From its outset, the song was met with controversy. MTV banned it for being too racy, which only elevated its significance and popularity. The original song has become so iconic and so popular that companies have incorporated it into national advertising campaigns. Here, the best examples of the power of the "Baby Got Back" phenomenon:

"Nick--Baby Got Back (2003)

When Apple ran the ad, it was met with some resistance. "I don't think those lyrics are appropriate for kids or some parents would not appreciate it," said a commenter on the macrumors.com site.

"Baby Got Backpack" (2005)

The Target ad makes the song "much tamer," said Steve Hall in Adrants. "Either Target has just moved to the top of the hipness pile or they have crossed into dangerous territory."

"Burger King SpongeBob Commercial" (2009)

A parenting group disapproved of the ad, saying that "SpongeBob and sexualization don't mix," said the Bitten and Bound blog.
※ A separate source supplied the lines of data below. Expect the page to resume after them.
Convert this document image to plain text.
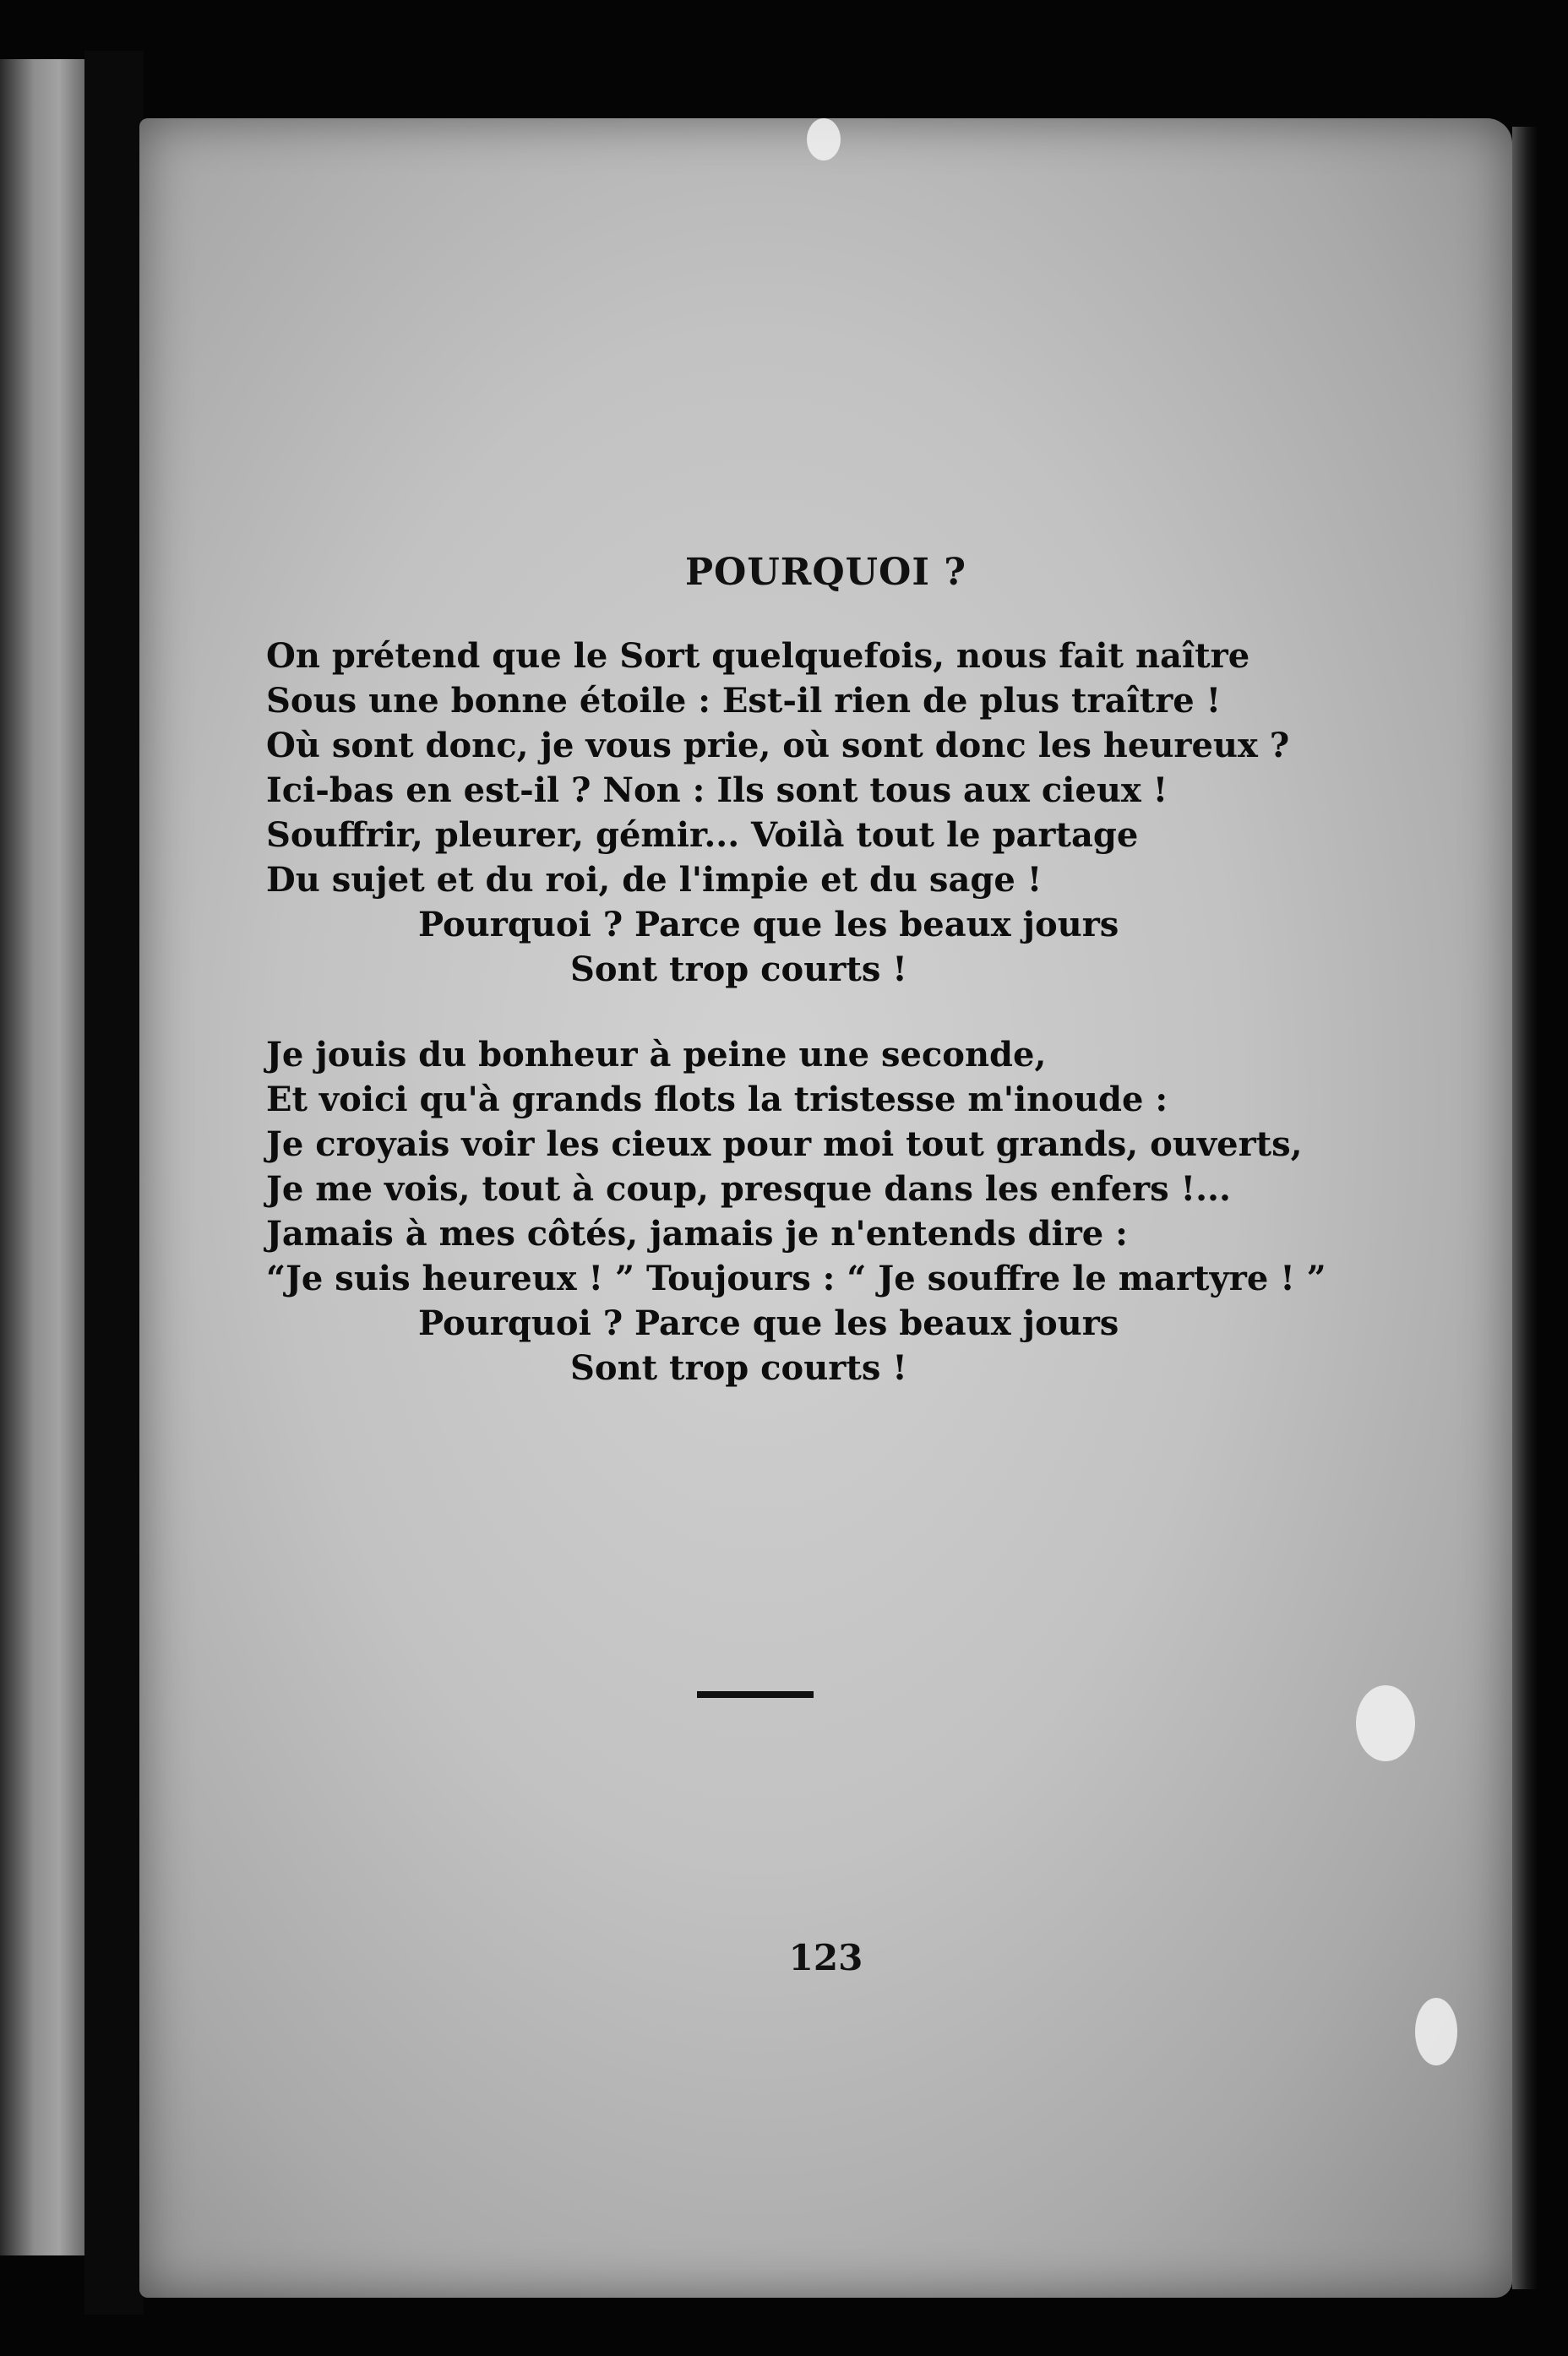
POURQUOI ?
On prétend que le Sort quelquefois, nous fait naître
Sous une bonne étoile : Est-il rien de plus traître !
Où sont donc, je vous prie, où sont donc les heureux ?
Ici-bas en est-il ? Non : Ils sont tous aux cieux !
Souffrir, pleurer, gémir... Voilà tout le partage
Du sujet et du roi, de l'impie et du sage !
Pourquoi ? Parce que les beaux jours
Sont trop courts !
Je jouis du bonheur à peine une seconde,
Et voici qu'à grands flots la tristesse m'inoude :
Je croyais voir les cieux pour moi tout grands, ouverts,
Je me vois, tout à coup, presque dans les enfers !...
Jamais à mes côtés, jamais je n'entends dire :
“Je suis heureux ! ” Toujours : “ Je souffre le martyre ! ”
Pourquoi ? Parce que les beaux jours
Sont trop courts !
123
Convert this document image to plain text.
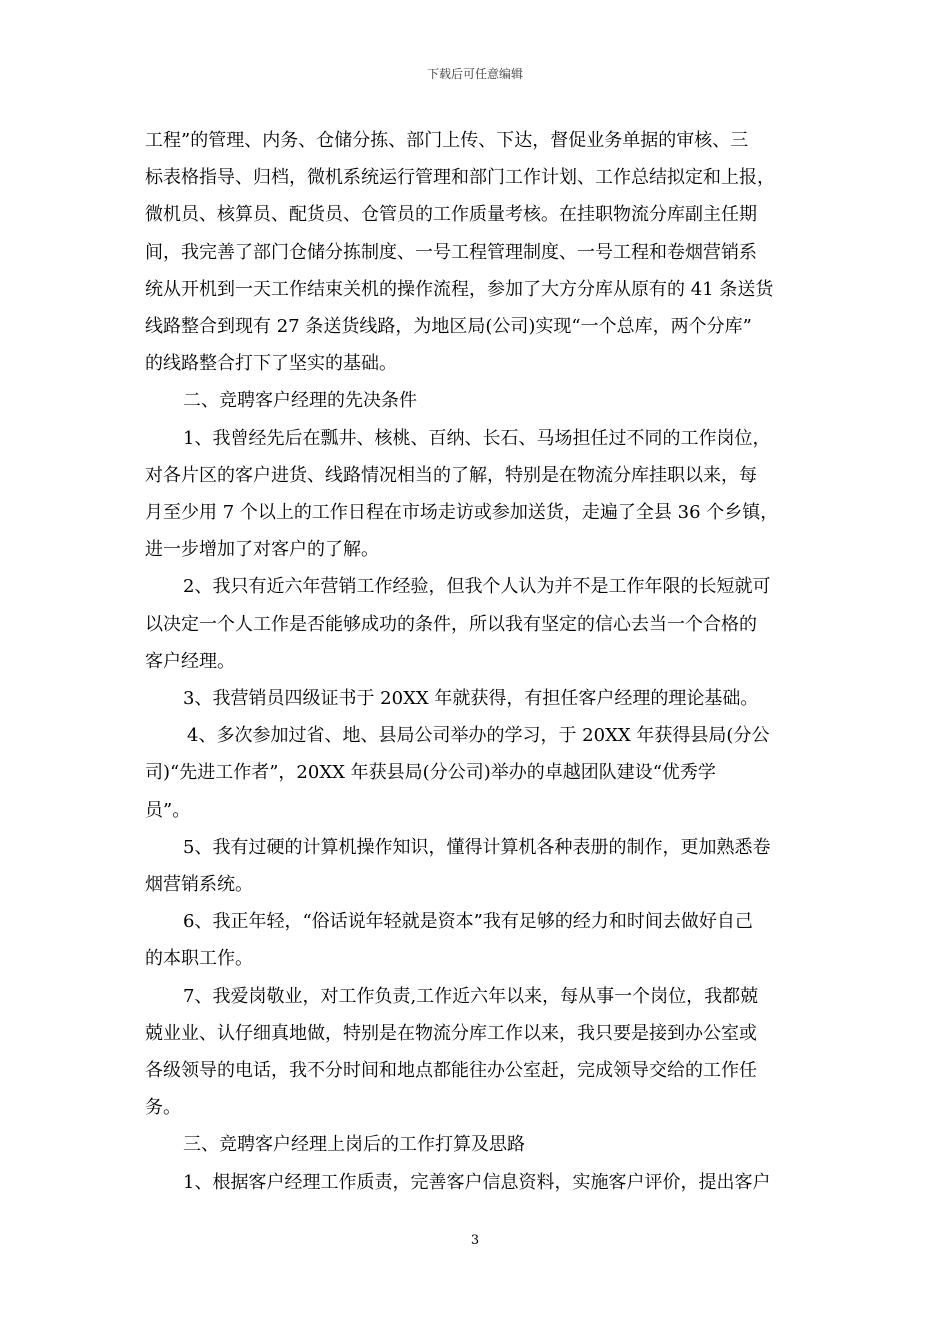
下载后可任意编辑

工程”的管理、内务、仓储分拣、部门上传、下达，督促业务单据的审核、三
标表格指导、归档，微机系统运行管理和部门工作计划、工作总结拟定和上报，
微机员、核算员、配货员、仓管员的工作质量考核。在挂职物流分库副主任期
间，我完善了部门仓储分拣制度、一号工程管理制度、一号工程和卷烟营销系
统从开机到一天工作结束关机的操作流程，参加了大方分库从原有的 41 条送货
线路整合到现有 27 条送货线路，为地区局(公司)实现“一个总库，两个分库”
的线路整合打下了坚实的基础。

二、竞聘客户经理的先决条件

1、我曾经先后在瓢井、核桃、百纳、长石、马场担任过不同的工作岗位，
对各片区的客户进货、线路情况相当的了解，特别是在物流分库挂职以来，每
月至少用 7 个以上的工作日程在市场走访或参加送货，走遍了全县 36 个乡镇，
进一步增加了对客户的了解。

2、我只有近六年营销工作经验，但我个人认为并不是工作年限的长短就可
以决定一个人工作是否能够成功的条件，所以我有坚定的信心去当一个合格的
客户经理。

3、我营销员四级证书于 20XX 年就获得，有担任客户经理的理论基础。

4、多次参加过省、地、县局公司举办的学习，于 20XX 年获得县局(分公
司)“先进工作者”，20XX 年获县局(分公司)举办的卓越团队建设“优秀学
员”。

5、我有过硬的计算机操作知识，懂得计算机各种表册的制作，更加熟悉卷
烟营销系统。

6、我正年轻，“俗话说年轻就是资本”我有足够的经力和时间去做好自己
的本职工作。

7、我爱岗敬业，对工作负责,工作近六年以来，每从事一个岗位，我都兢
兢业业、认仔细真地做，特别是在物流分库工作以来，我只要是接到办公室或
各级领导的电话，我不分时间和地点都能往办公室赶，完成领导交给的工作任
务。

三、竞聘客户经理上岗后的工作打算及思路

1、根据客户经理工作质责，完善客户信息资料，实施客户评价，提出客户

3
Burger King defended it by saying that the commercial was "not meant for kids."

"I Like Big Butterfingers" (2010)

"At some point, parody becomes reality and I think Sir Mix-A-Lot just reached that moment," said The Pitch blog. "Eventually, we all live long enough to see the songs we love turned into commercials. I just never thought I'd see Sir Mix-A-Lot sell out."